Sugarcane is highly versatile—and resilient. Break it, crush it, beat it or grind it, sugarcane always produces sweet syrup. It can be chopped off, chewed upon and then discarded on rich subtropical soil, and it grows back right there. Sugarcane stalks serve as seeds, and on average, a cane field is replanted every six years.
Sugar is produced from two main sources: sugarcane and beets. Sugarcane was the first source of sugar, and today approximately 80% of the world’s sugar is still produced from sugarcane, while the remaining 20% comes from beets. It is also worth noting that the 10 largest sugar producing countries represent roughly 75% of the world sugar production, with Brazil and India combined producing 50%. And, the 10 largest sugar consuming countries represent roughly 65% of total world consumption, with India and the European Union composing about 35%.
Sugar pricing exhibits some distinctive pecuniary characteristics. Since the colonial days, global sugar trade has been influenced by constant government intervention, either via production subsidies to farmers, import restrictions, imposition of tariffs or trade blocs. As you can imagine, that undoubtedly has a significant impact on the market price of sugar. Even in this modern day of free markets, these subsidies are still in place. That’s because as much as 70% to 80% of all sugar produced is consumed in its country of origin.
That said, sugar is traded freely in a competitive marketplace. The most liquid exchange-traded instruments available to trade this commodity are futures and options. Sugar is traded on futures exchanges as either raw or white sugar futures. The refined, white sugar futures (No. 407) contract trades in the United Kingdom on Liffe (in units of USD/tonne) and the more liquid, raw sugar futures (No. 11) contract trades on the ICE U.S. Exchange (in units of cents per lb.) in the United States. There are a few exchange-traded funds/notes listed for sugar, but they have precious little liquidity.
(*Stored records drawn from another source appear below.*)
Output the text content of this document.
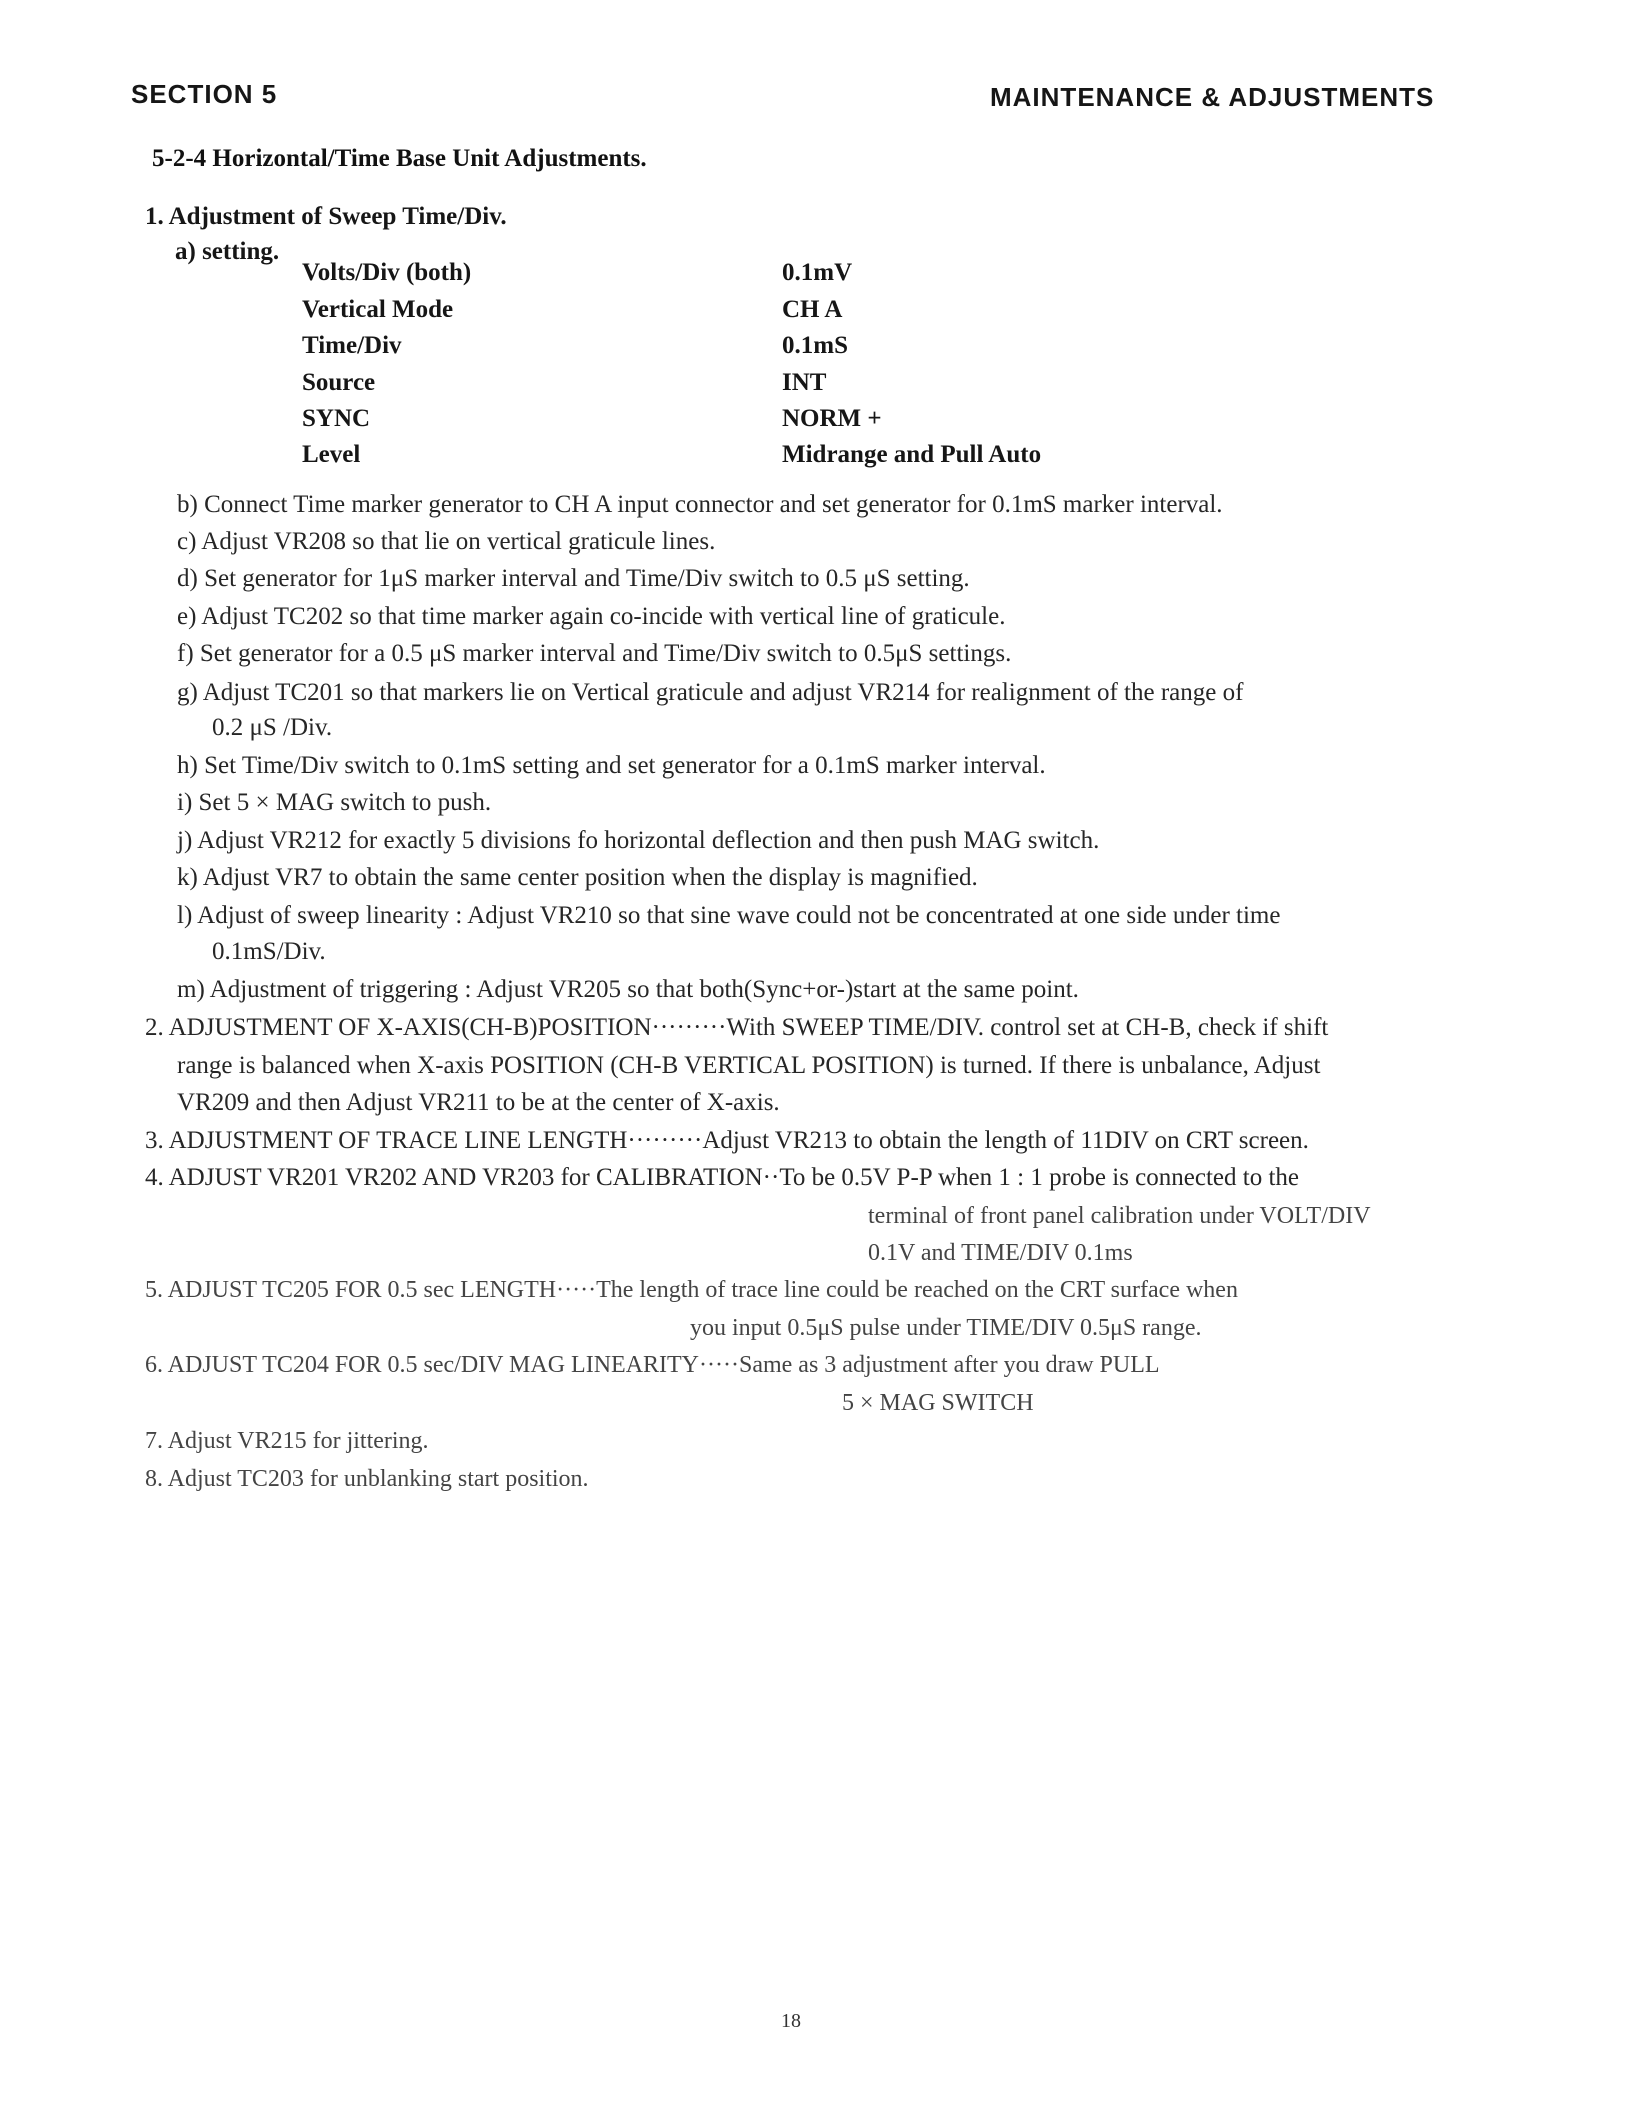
SECTION 5	MAINTENANCE & ADJUSTMENTS
5-2-4 Horizontal/Time Base Unit Adjustments.
1. Adjustment of Sweep Time/Div.
a) setting.
Volts/Div (both)	0.1mV
Vertical Mode	CH A
Time/Div	0.1mS
Source	INT
SYNC	NORM +
Level	Midrange and Pull Auto
b) Connect Time marker generator to CH A input connector and set generator for 0.1mS marker interval.
c) Adjust VR208 so that lie on vertical graticule lines.
d) Set generator for 1μS marker interval and Time/Div switch to 0.5 μS setting.
e) Adjust TC202 so that time marker again co-incide with vertical line of graticule.
f) Set generator for a 0.5 μS marker interval and Time/Div switch to 0.5μS settings.
g) Adjust TC201 so that markers lie on Vertical graticule and adjust VR214 for realignment of the range of
0.2 μS /Div.
h) Set Time/Div switch to 0.1mS setting and set generator for a 0.1mS marker interval.
i) Set 5 × MAG switch to push.
j) Adjust VR212 for exactly 5 divisions fo horizontal deflection and then push MAG switch.
k) Adjust VR7 to obtain the same center position when the display is magnified.
l) Adjust of sweep linearity : Adjust VR210 so that sine wave could not be concentrated at one side under time
0.1mS/Div.
m) Adjustment of triggering : Adjust VR205 so that both(Sync+or-)start at the same point.
2. ADJUSTMENT OF X-AXIS(CH-B)POSITION·········With SWEEP TIME/DIV. control set at CH-B, check if shift
range is balanced when X-axis POSITION (CH-B VERTICAL POSITION) is turned. If there is unbalance, Adjust
VR209 and then Adjust VR211 to be at the center of X-axis.
3. ADJUSTMENT OF TRACE LINE LENGTH·········Adjust VR213 to obtain the length of 11DIV on CRT screen.
4. ADJUST VR201 VR202 AND VR203 for CALIBRATION··To be 0.5V P-P when 1 : 1 probe is connected to the
terminal of front panel calibration under VOLT/DIV
0.1V and TIME/DIV 0.1ms
5. ADJUST TC205 FOR 0.5 sec LENGTH·····The length of trace line could be reached on the CRT surface when
you input 0.5μS pulse under TIME/DIV 0.5μS range.
6. ADJUST TC204 FOR 0.5 sec/DIV MAG LINEARITY·····Same as 3 adjustment after you draw PULL
5 × MAG SWITCH
7. Adjust VR215 for jittering.
8. Adjust TC203 for unblanking start position.
18
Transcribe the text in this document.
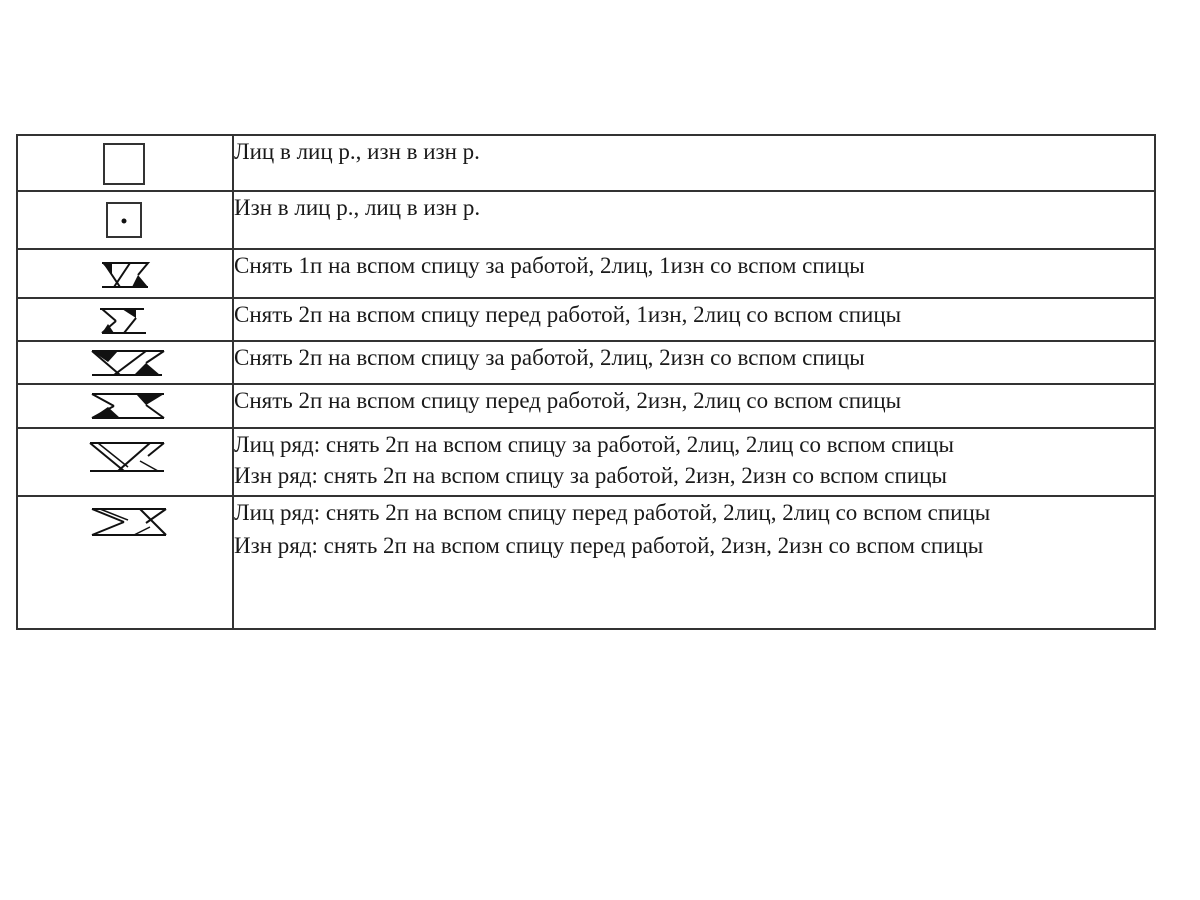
Лиц в лиц р., изн в изн р.

Изн в лиц р., лиц в изн р.

Снять 1п на вспом спицу за работой, 2лиц, 1изн со вспом спицы

Снять 2п на вспом спицу перед работой, 1изн, 2лиц со вспом спицы

Снять 2п на вспом спицу за работой, 2лиц, 2изн со вспом спицы

Снять 2п на вспом спицу перед работой, 2изн, 2лиц со вспом спицы

Лиц ряд: снять 2п на вспом спицу за работой, 2лиц, 2лиц со вспом спицы
Изн ряд: снять 2п на вспом спицу за работой, 2изн, 2изн со вспом спицы

Лиц ряд: снять 2п на вспом спицу перед работой, 2лиц, 2лиц со вспом спицы
Изн ряд: снять 2п на вспом спицу перед работой, 2изн, 2изн со вспом спицы
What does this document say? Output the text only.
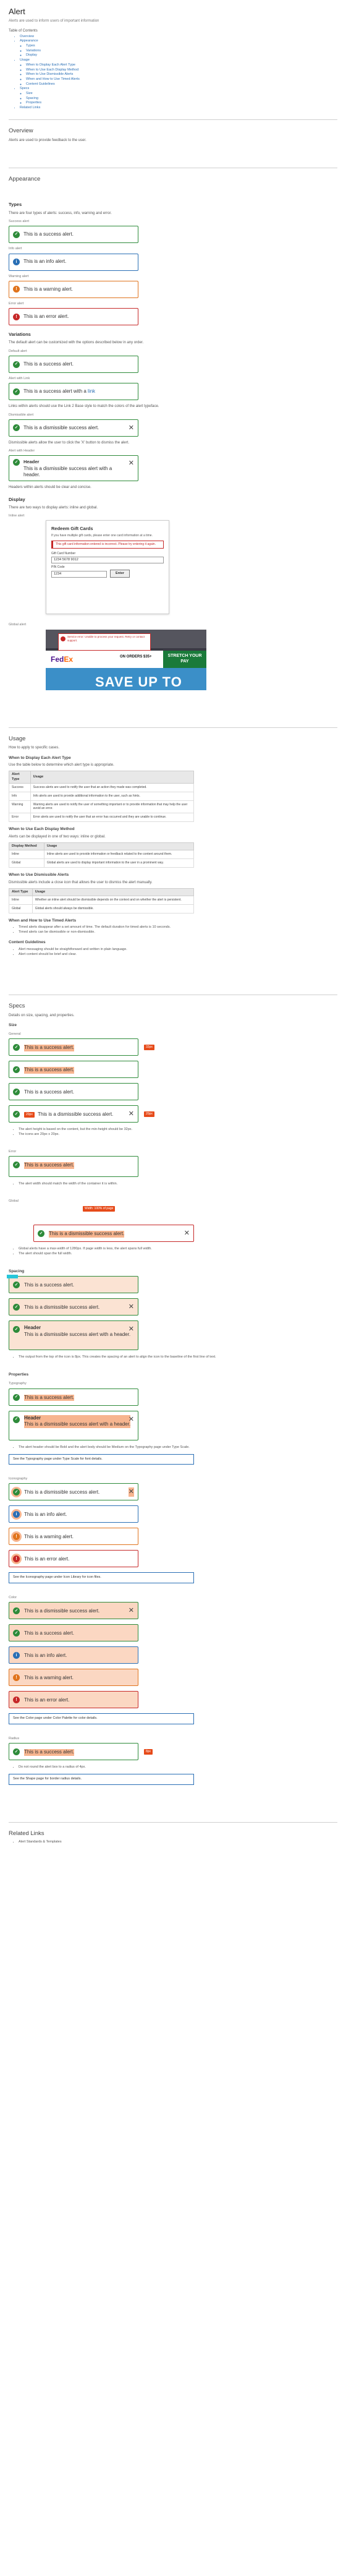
Alert
Alerts are used to inform users of important information
Table of Contents
• Overview
• Appearance
◦ Types
◦ Variations
◦ Display
• Usage
◦ When to Display Each Alert Type
◦ When to Use Each Display Method
◦ When to Use Dismissible Alerts
◦ When and How to Use Timed Alerts
◦ Content Guidelines
• Specs
◦ Size
◦ Spacing
◦ Properties
• Related Links
Overview

Alerts are used to provide feedback to the user.

Appearance
Types

There are four types of alerts: success, info, warning and error.

Success alert
✓	This is a success alert.
Info alert
i	This is an info alert.
Warning alert
!	This is a warning alert.
Error alert
!	This is an error alert.
Variations

The default alert can be customized with the options described below in any order.

Default alert
✓	This is a success alert.
Alert with Link
✓	This is a success alert with a link

Links within alerts should use the Link 2 Base style to match the colors of the alert typeface.

Dismissible alert
✓	This is a dismissible success alert.	✕

Dismissible alerts allow the user to click the 'X' button to dismiss the alert.

Alert with Header
✓	Header
This is a dismissible success alert with a header.
✕

Headers within alerts should be clear and concise.

Display

There are two ways to display alerts: inline and global.

Inline alert
Redeem Gift Cards
If you have multiple gift cards, please enter one card information at a time.
This gift card information entered is incorrect. Please try entering it again.
Gift Card Number
1234 5678 9012
PIN Code
1234	Enter
Global alert
Service error: Unable to process your request. Retry or contact support.
FedEx	ON ORDERS $35+	STRETCH YOUR PAY
SAVE UP TO 45%
Usage

How to apply to specific cases.

When to Display Each Alert Type

Use the table below to determine which alert type is appropriate.

Alert Type	Usage
Success	Success alerts are used to notify the user that an action they made was completed.
Info	Info alerts are used to provide additional information to the user, such as hints.
Warning	Warning alerts are used to notify the user of something important or to provide information that may help the user avoid an error.
Error	Error alerts are used to notify the user that an error has occurred and they are unable to continue.
When to Use Each Display Method

Alerts can be displayed in one of two ways: inline or global.

Display Method	Usage
Inline	Inline alerts are used to provide information or feedback related to the content around them.
Global	Global alerts are used to display important information to the user in a prominent way.
When to Use Dismissible Alerts

Dismissible alerts include a close icon that allows the user to dismiss the alert manually.

Alert Type	Usage
Inline	Whether an inline alert should be dismissible depends on the context and on whether the alert is persistent.
Global	Global alerts should always be dismissible.
When and How to Use Timed Alerts
• Timed alerts disappear after a set amount of time. The default duration for timed alerts is 10 seconds.
• Timed alerts can be dismissible or non-dismissible.
Content Guidelines
• Alert messaging should be straightforward and written in plain language.
• Alert content should be brief and clear.
Specs

Details on size, spacing, and properties.

Size
General
✓	This is a success alert.	32px
✓	This is a success alert.
✓	This is a success alert.
✓	20px	This is a dismissible success alert. ✕	20px
• The alert height is based on the content, but the min-height should be 32px.
• The icons are 20px x 20px.
Error
✓	This is a success alert.
• The alert width should match the width of the container it is within.
Global
Width: 100% of page
✓	This is a dismissible success alert.	✕
• Global alerts have a max-width of 1280px. If page width is less, the alert spans full width.
• The alert should span the full width.
Spacing
✓	This is a success alert.
✓	This is a dismissible success alert.	✕
✓	Header
This is a dismissible success alert with a header.
✕
• The output from the top of the icon is 8px. This creates the spacing of an alert to align the icon to the baseline of the first line of text.
Properties
Typography
✓	This is a success alert.
✓	Header
This is a dismissible success alert with a header.
✕
• The alert header should be Bold and the alert body should be Medium on the Typography page under Type Scale.
See the Typography page under Type Scale for font details.
Iconography
✓	This is a dismissible success alert.	✕
i	This is an info alert.
!	This is a warning alert.
!	This is an error alert.
See the Iconography page under Icon Library for icon files.
Color
✓	This is a dismissible success alert.	✕
✓	This is a success alert.
i	This is an info alert.
!	This is a warning alert.
!	This is an error alert.
See the Color page under Color Palette for color details.
Radius
✓	This is a success alert.	8px
• Do not round the alert box to a radius of 4px.
See the Shape page for border radius details.
Related Links
• Alert Standards & Templates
Sugar presents a convincing investment theme, and the futures market attracts momentous trade activity to command the action of market participants, making sugar futures an ideal instrument for traders looking to make a sweet profit.
Broadly speaking, futures can be traded either outright or in the form of spreads.
When trading outright futures, the reward is high, but so is the risk. On the other hand, when trading a spread, because you are buying one contract and selling another in the same or related commodity, ideally you make more money on one contract than you lose on the other. Your profit potential is limited, but so is the relative risk.
Traders largely choose their strategy based on market prices/conditions, hedging/risk management needs, directional views, risk appetite, and sometimes they just have a preference for a particular trading style. For many, spread trading offers the most effective alternative.